Louis Agassiz Fuertes, bird portraitist

Louis Agassiz Fuertes with a live Snowy Owl. c. 1920

Louis Agassiz Fuertes with a live Snowy Owl. c. 1920. Photograph. Image and data from Louis Agassiz Fuertes Papers, Archives, Division of Rare and Manuscript Collections, Cornell University Library.

April 22 marks the 53rd anniversary of Earth Day, the birth of the modern environmental movement. This year we honor the day and the intent with a tribute to the bird portraitist Louis Agassiz Fuertes, born in 1874, nearly 100 years prior to Earth Day, in Ithaca, New York. The artist’s father, Estevan Antonio Fuertes, was a Puerto Rico-born professor of civil engineering at Cornell University. Louis’ early passion for the meticulous study of birds, his artistic skill, and the support of his mentor Elliott Coues, an ornithologist at the Smithsonian, denoted the beginning of a life devoted to birding and the artistic record of the many feathered species. Throughout his life Fuertes participated in scientific/artististic expeditions from Alaska and Siberia, throughout the United States and Canada, to Mexico and Columbia, and finally, Ethiopia.

From a body of work that  encompassed more than a thousand field and studio sketches, the artist created finished paintings and illustrations that were included in foundational birding publications of the era: Citizen Bird, 1897; Birds of New York, 1910; National Geographic 1913-1920;  Birds of Massachusetts (1925-1929).

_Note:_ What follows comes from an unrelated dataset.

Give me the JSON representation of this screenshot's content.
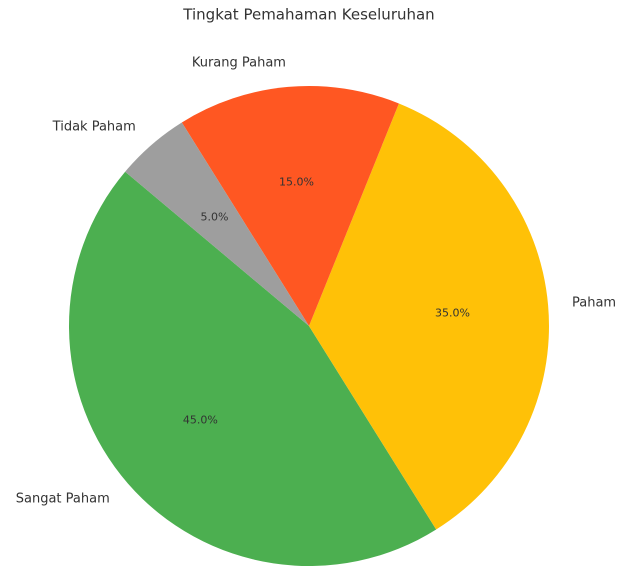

Thanks to an open collection from the Cornell University Library – Laboratory of Ornithology Gallery of Bird and Wildlife Art, we are able to glimpse Fuertes’ artistic awakening in studies made during his teens and early twenties and preserved in intimate sketchbooks.

While a watercolor of a skeleton rising from a doorway and charcoal vignettes of lounging cats, completed before Fuertes was 21, do not predict his passion for the  birds, they do announce his promise as a draftsman. In 1892, the 18-year-old aspiring artist accompanied his parents to Europe. While his young colleagues might have been found sketching at the Louvre or the Rijksmuseum, Fuertes apprenticed by studying wildlife at the Jardin des Plantes in Paris, and again in 1895 at the zoos in Berlin, Dresden, and Brussels. Two pencil sketches, a tiger from Paris, 1892, and a leopard from Berlin, 1895, demonstrate a respect of the big cats and the artist’s tendency to endow his animal renderings with the distinctive characterization of portraits.

A freely executed watercolor of gamboling penguins was probably also captured at a zoo, while the Ruff Sketches, both c. 1895, presents a decorative double frieze of songbird specimens.

No animal is better suited to portraiture than the owl, and these distinctive subjects appear to have been favorites of the artist. Two of his early watercolors, each depicting a horned and a spectacled owl date from c. 1895 while he worked in Dresden. His Iceland Falcon completes a triad of birds of prey. A lively page of robust finches and a resplendent golden pheasant crown the selection of Fuertes’ European sketches and his nascent period as an artist.

Louis Agassiz Fuertes. Red-tailed Hawk (#19). 1920s.

Louis Agassiz Fuertes. Red-tailed Hawk (#19). 1920s. Watercolor. Image and data from Cornell University Lab of Ornithology Art Collection.

Louis Agassiz Fuertes. Black-capped Chickadee. 1897.

Louis Agassiz Fuertes. Black-capped Chickadee. 1897. Watercolor on paper. Image and data from Cornell University Lab of Ornithology Art Collection.

We conclude with two works that represent Fuertes’ prolific career as an illustrator: the Black-capped chickadee, 1897, a crisp monochrome watercolor from a series of more than 100 finished works that the artist produced as illustrations for the children’s book Citizen Bird by Mabel Osgood Wright and Elliott Coues; and an imposing red-tailed hawk who seizes our gaze as he grips his prey—a watercolor from the 1920s when Fuertes was commissioned to paint 90 bird portraits to be produced as “collector cards” and enclosed in Arm & Hammer Baking Soda boxes.* The cards popularized birdwatching and promoted conservation, and they bore the admonitionFor the Good of All, Do Not Destroy the Birds.” Happy Earth Day and give thanks for the birds!

– Nancy Minty, collections editor

* Notably, about 10 of the illustrations of the birds of prey weren’t published until 1976 since the predators were considered contrary to public favor.